According to a notice shared with Metro Times,
Detroit's Building, Safety Engineering and Environmental Department determined the complex to be in violation of city code and ordered all tenants to discontinue use until the violations have been corrected.
Several tenants who spoke with Metro Times
said the Russell Industrial Center's office didn't have any answers on Monday, and advised the tenants to contact the city's building department.
"The Russell management seemed caught off guard, and we're trying to get in touch with their lawyers," says Chris Reilly, a professor at Eastern Michigan University's School of Art & Design who moved into a space with four other artists in January. "As far as I know no tenants were notified of anything prior to this afternoon." According to Reilly, the complex was inspected earlier this month, but the tenants never received any feedback.

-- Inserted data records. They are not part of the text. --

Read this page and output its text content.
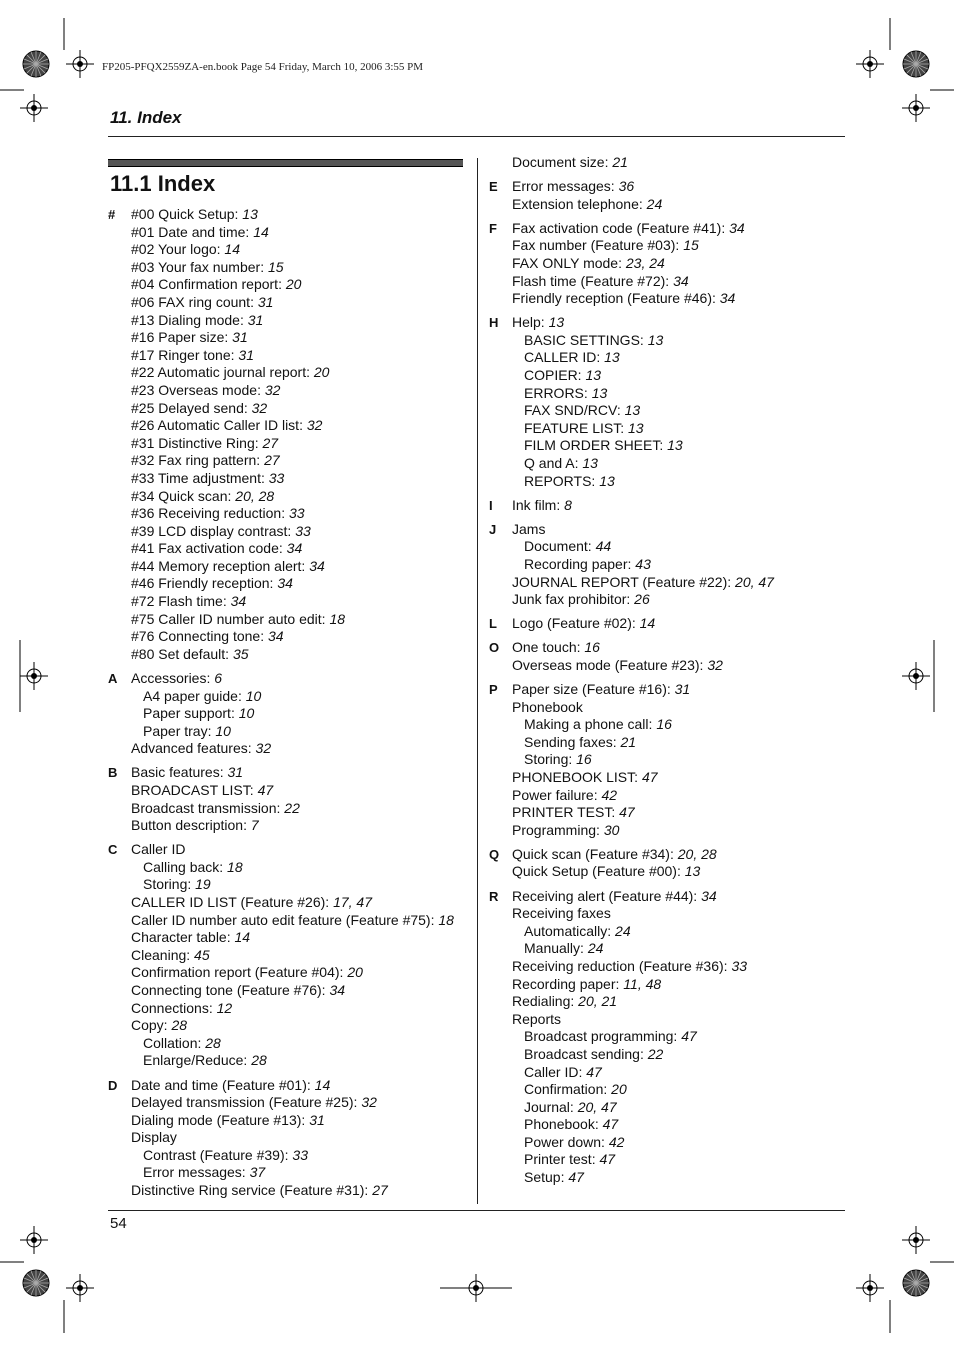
FP205-PFQX2559ZA-en.book Page 54 Friday, March 10, 2006 3:55 PM
11. Index
11.1 Index
#	#00 Quick Setup: 13
#01 Date and time: 14
#02 Your logo: 14
#03 Your fax number: 15
#04 Confirmation report: 20
#06 FAX ring count: 31
#13 Dialing mode: 31
#16 Paper size: 31
#17 Ringer tone: 31
#22 Automatic journal report: 20
#23 Overseas mode: 32
#25 Delayed send: 32
#26 Automatic Caller ID list: 32
#31 Distinctive Ring: 27
#32 Fax ring pattern: 27
#33 Time adjustment: 33
#34 Quick scan: 20, 28
#36 Receiving reduction: 33
#39 LCD display contrast: 33
#41 Fax activation code: 34
#44 Memory reception alert: 34
#46 Friendly reception: 34
#72 Flash time: 34
#75 Caller ID number auto edit: 18
#76 Connecting tone: 34
#80 Set default: 35
A Accessories: 6
A4 paper guide: 10
Paper support: 10
Paper tray: 10
Advanced features: 32
B Basic features: 31
BROADCAST LIST: 47
Broadcast transmission: 22
Button description: 7
C Caller ID
Calling back: 18
Storing: 19
CALLER ID LIST (Feature #26): 17, 47
Caller ID number auto edit feature (Feature #75): 18
Character table: 14
Cleaning: 45
Confirmation report (Feature #04): 20
Connecting tone (Feature #76): 34
Connections: 12
Copy: 28
Collation: 28
Enlarge/Reduce: 28
D Date and time (Feature #01): 14
Delayed transmission (Feature #25): 32
Dialing mode (Feature #13): 31
Display
Contrast (Feature #39): 33
Error messages: 37
Distinctive Ring service (Feature #31): 27
Document size: 21
E	Error messages: 36
Extension telephone: 24
F	Fax activation code (Feature #41): 34
Fax number (Feature #03): 15
FAX ONLY mode: 23, 24
Flash time (Feature #72): 34
Friendly reception (Feature #46): 34
H Help: 13
BASIC SETTINGS: 13
CALLER ID: 13
COPIER: 13
ERRORS: 13
FAX SND/RCV: 13
FEATURE LIST: 13
FILM ORDER SHEET: 13
Q and A: 13
REPORTS: 13
I	Ink film: 8
J	Jams
Document: 44
Recording paper: 43
JOURNAL REPORT (Feature #22): 20, 47
Junk fax prohibitor: 26
L	Logo (Feature #02): 14
O One touch: 16
Overseas mode (Feature #23): 32
P	Paper size (Feature #16): 31
Phonebook
Making a phone call: 16
Sending faxes: 21
Storing: 16
PHONEBOOK LIST: 47
Power failure: 42
PRINTER TEST: 47
Programming: 30
Q Quick scan (Feature #34): 20, 28
Quick Setup (Feature #00): 13
R Receiving alert (Feature #44): 34
Receiving faxes
Automatically: 24
Manually: 24
Receiving reduction (Feature #36): 33
Recording paper: 11, 48
Redialing: 20, 21
Reports
Broadcast programming: 47
Broadcast sending: 22
Caller ID: 47
Confirmation: 20
Journal: 20, 47
Phonebook: 47
Power down: 42
Printer test: 47
Setup: 47
54
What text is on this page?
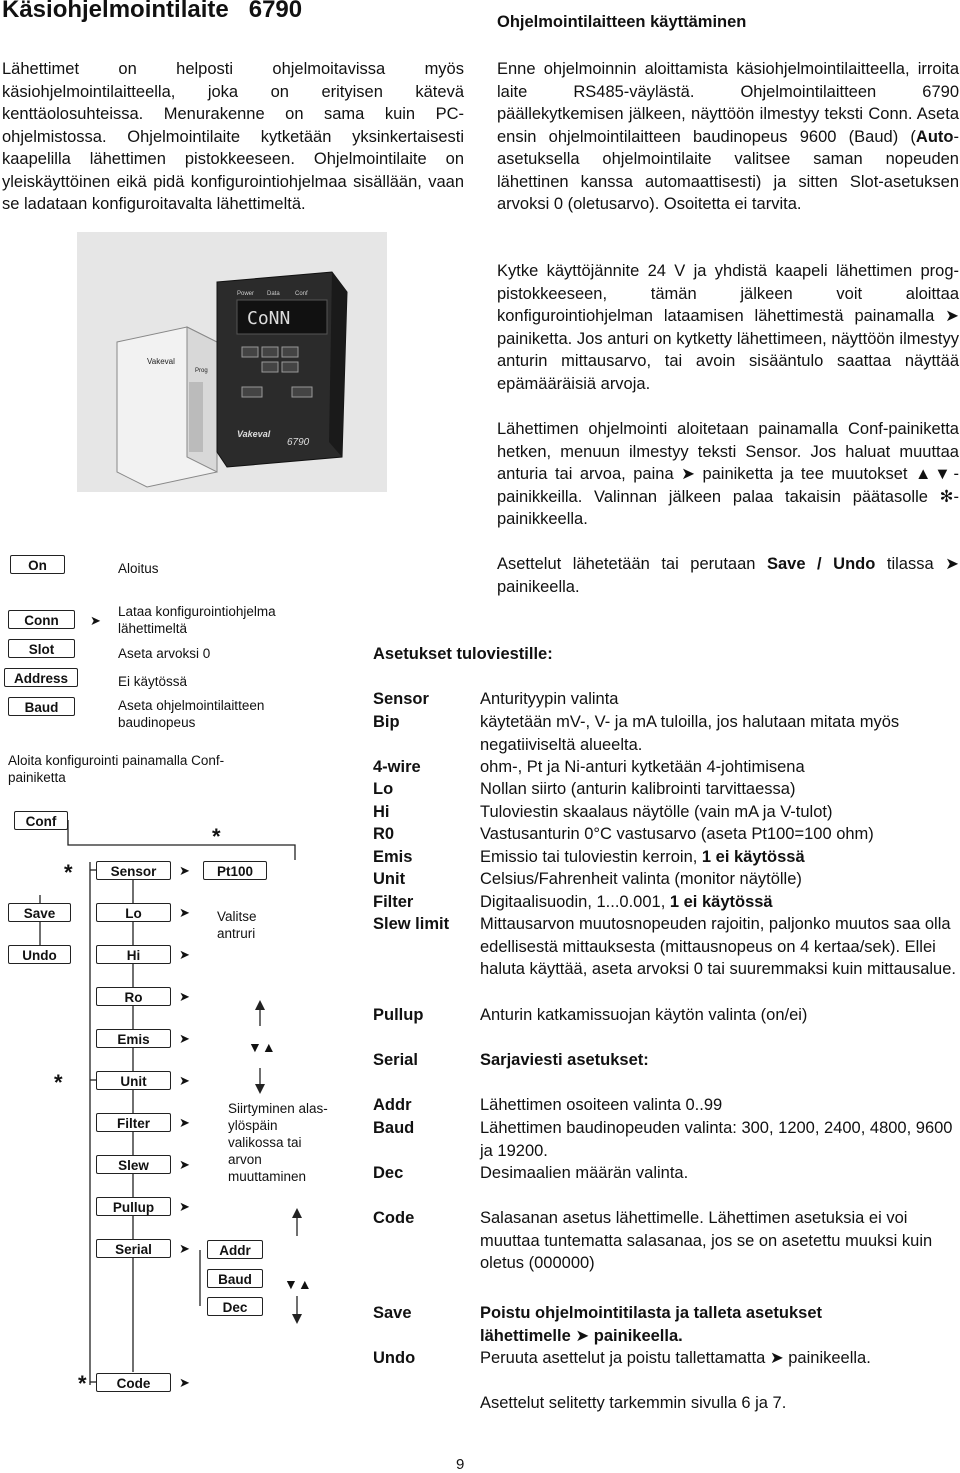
Käsiohjelmointilaite   6790

Lähettimet on helposti ohjelmoitavissa myös käsiohjelmointilaitteella, joka on erityisen kätevä kenttäolosuhteissa. Menurakenne on sama kuin PC-ohjelmistossa. Ohjelmointilaite kytketään yksinkertaisesti kaapelilla lähettimen pistokkeeseen. Ohjelmointilaite on yleiskäyttöinen eikä pidä konfigurointiohjelmaa sisällään, vaan se ladataan konfiguroitavalta lähettimeltä.

Vakeval
Prog
CoNN
Power Data	Conf
6790
Vakeval
Ohjelmointilaitteen käyttäminen

Enne ohjelmoinnin aloittamista käsiohjelmointilaitteella, irroita laite RS485-väylästä. Ohjelmointilaitteen 6790 päällekytkemisen jälkeen, näyttöön ilmestyy teksti Conn. Aseta ensin ohjelmointilaitteen baudinopeus 9600 (Baud) (Auto-asetuksella ohjelmointilaite valitsee saman nopeuden lähettinen kanssa automaattisesti) ja sitten Slot-asetuksen arvoksi 0 (oletusarvo). Osoitetta ei tarvita.

Kytke käyttöjännite 24 V ja yhdistä kaapeli lähettimen prog-pistokkeeseen, tämän jälkeen voit aloittaa konfigurointiohjelman lataamisen lähettimestä painamalla ➤ painiketta. Jos anturi on kytketty lähettimeen, näyttöön ilmestyy anturin mittausarvo, tai avoin sisääntulo saattaa näyttää epämääräisiä arvoja.

Lähettimen ohjelmointi aloitetaan painamalla Conf-painiketta hetken, menuun ilmestyy teksti Sensor. Jos haluat muuttaa anturia tai arvoa, paina ➤ painiketta ja tee muutokset ▲▼-painikkeilla. Valinnan jälkeen palaa takaisin päätasolle ✻-painikkeella.

Asettelut lähetetään tai perutaan Save / Undo tilassa ➤ painikeella.

On	Aloitus
Conn	➤
Lataa konfigurointiohjelma lähettimeltä
Slot	Aseta arvoksi 0
Address	Ei käytössä
Baud	Aseta ohjelmointilaitteen baudinopeus
Aloita konfigurointi painamalla Conf-painiketta
Conf
Save
Undo
*
*
*
*
Sensor
Lo
Hi
Ro
Emis
Unit
Filter
Slew
Pullup
Serial
Code
➤
➤
➤
➤
➤
➤
➤
➤
➤
➤
➤
Pt100
Valitse antruri
▼▲
Siirtyminen alas-ylöspäin valikossa tai arvon muuttaminen
Addr
Baud
Dec
▼▲
Asetukset tuloviestille:
Sensor	Anturityypin valinta
Bip	käytetään mV-, V- ja mA tuloilla, jos halutaan mitata myös negatiiviseltä alueelta.
4-wire	ohm-, Pt ja Ni-anturi kytketään 4-johtimisena
Lo	Nollan siirto (anturin kalibrointi tarvittaessa)
Hi	Tuloviestin skaalaus näytölle (vain mA ja V-tulot)
R0	Vastusanturin 0°C vastusarvo (aseta Pt100=100 ohm)
Emis	Emissio tai tuloviestin kerroin, 1 ei käytössä
Unit	Celsius/Fahrenheit valinta (monitor näytölle)
Filter	Digitaalisuodin, 1...0.001, 1 ei käytössä
Slew limit Mittausarvon muutosnopeuden rajoitin, paljonko muutos saa olla edellisestä mittauksesta (mittausnopeus on 4 kertaa/sek). Ellei haluta käyttää, aseta arvoksi 0 tai suuremmaksi kuin mittausalue.
Pullup	Anturin katkamissuojan käytön valinta (on/ei)
Serial	Sarjaviesti asetukset:
Addr	Lähettimen osoiteen valinta 0..99
Baud	Lähettimen baudinopeuden valinta: 300, 1200, 2400, 4800, 9600 ja 19200.
Dec	Desimaalien määrän valinta.
Code	Salasanan asetus lähettimelle. Lähettimen asetuksia ei voi muuttaa tuntematta salasanaa, jos se on asetettu muuksi kuin oletus (000000)
Save	Poistu ohjelmointitilasta ja talleta asetukset lähettimelle ➤ painikeella.
Undo	Peruuta asettelut ja poistu tallettamatta ➤ painikeella.
Asettelut selitetty tarkemmin sivulla 6 ja 7.
9
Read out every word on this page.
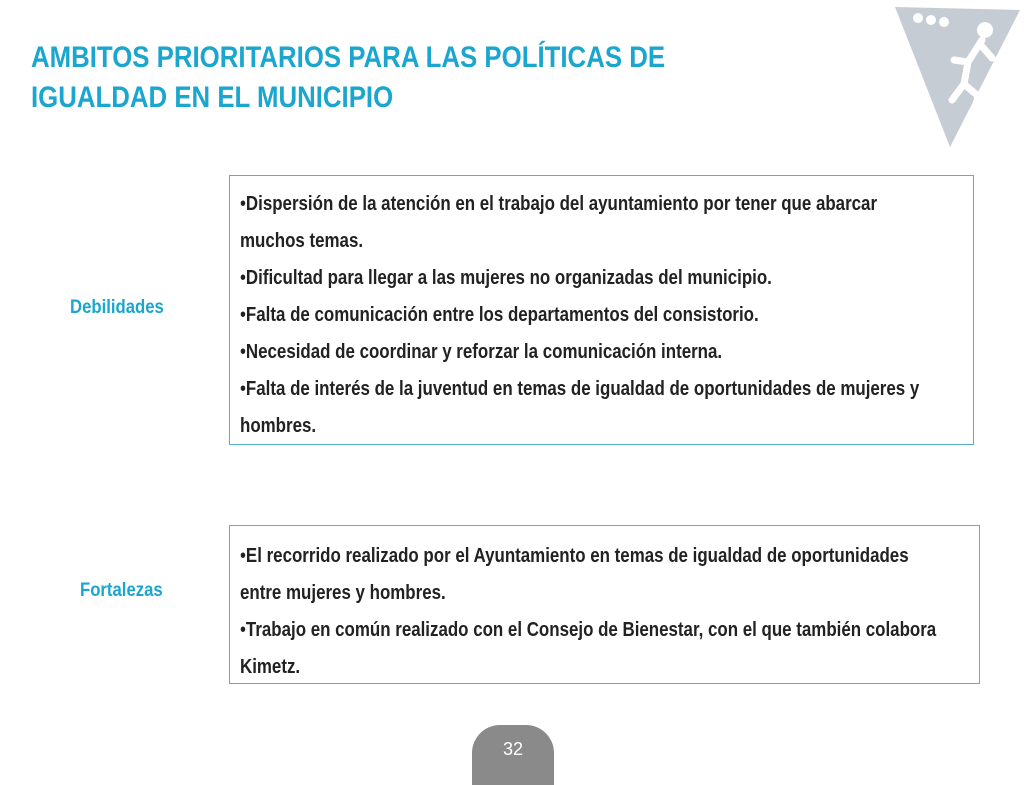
AMBITOS PRIORITARIOS PARA LAS POLÍTICAS DE
IGUALDAD EN EL MUNICIPIO
Debilidades
•Dispersión de la atención en el trabajo del ayuntamiento por tener que abarcar muchos temas.
•Dificultad para llegar a las mujeres no organizadas del municipio.
•Falta de comunicación entre los departamentos del consistorio.
•Necesidad de coordinar y reforzar la comunicación interna.
•Falta de interés de la juventud en temas de igualdad de oportunidades de mujeres y hombres.
Fortalezas
•El recorrido realizado por el Ayuntamiento en temas de igualdad de oportunidades entre mujeres y hombres.
•Trabajo en común realizado con el Consejo de Bienestar, con el que también colabora Kimetz.
32
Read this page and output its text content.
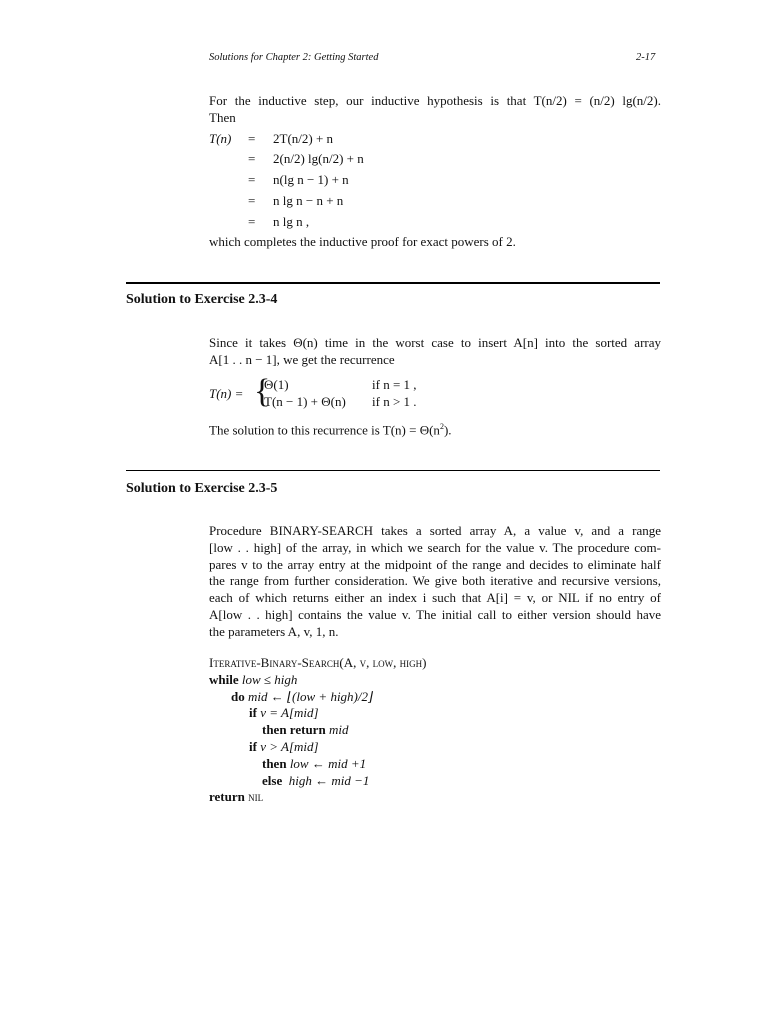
Solutions for Chapter 2: Getting Started	2-17
For the inductive step, our inductive hypothesis is that T(n/2) = (n/2) lg(n/2).
Then
T(n) = 2T(n/2) + n
= 2(n/2) lg(n/2) + n
= n(lg n − 1) + n
= n lg n − n + n
= n lg n ,
which completes the inductive proof for exact powers of 2.
Solution to Exercise 2.3-4
Since it takes Θ(n) time in the worst case to insert A[n] into the sorted array
A[1 . . n − 1], we get the recurrence
T(n) = {
Θ(1)	if n = 1 ,
T(n − 1) + Θ(n) if n > 1 .
The solution to this recurrence is $T(n) = \Theta(n^2)$.
Solution to Exercise 2.3-5
Procedure BINARY-SEARCH takes a sorted array A, a value v, and a range
[low . . high] of the array, in which we search for the value v. The procedure com-
pares v to the array entry at the midpoint of the range and decides to eliminate half
the range from further consideration. We give both iterative and recursive versions,
each of which returns either an index i such that A[i] = v, or NIL if no entry of
A[low . . high] contains the value v. The initial call to either version should have
the parameters A, v, 1, n.
Iterative-Binary-Search(A, v, low, high)
while low ≤ high
do mid ← ⌊(low + high)/2⌋
if v = A[mid]
then return mid
if v > A[mid]
then low ← mid +1
else high ← mid −1
return nil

Reilly says he tried calling the building department number provided on the notice several times to no avail. Once he was hung up on, and another went to a full voicemail box.
Earlier this month, the Russell Industrial Center was the subject of a WDIV "Local 4 Defenders" investigation
that noted the sprawling complex had failed inspections in August and October. There were at least three reported fires on the premises in 2016, including one that was started because of an electrical failure.
A Dec. 9 Detroit Fire Department inspection found 25 failures, including poor maintenance of sprinkler systems, combustible waste, and obstructed exits. WDIV reported that when they visited the complex undercover they found sprinkler heads covered with bags, overflowing dumpsters, and wooden walls that could be fire hazards.
Concerns about possible safety violations followed the deadly fire at the Ghost Ship art space in Oakland, Calif.
last year. At the time of its investigation, WDIV reported that the Russell Industrial Center had 184 tenants. Over the past two weekends, the complex hosted the annual Dirty Show exhibition, which draws nearly 10,000 visitors.
An operations manager at the Russell says the city has gone overboard by forcing the complex to shut down.
“We’ve had fire inspectors in here before, building inspectors in here before, and so to suddenly come in and say you’re not in compliance and vacate us, it’s mind boggling,” Russell spokesman Eric Novack says. “And it’s all stuff that we can remedy while we’re open.”
reached out to the city of Detroit for comment. This post will be updated when they respond.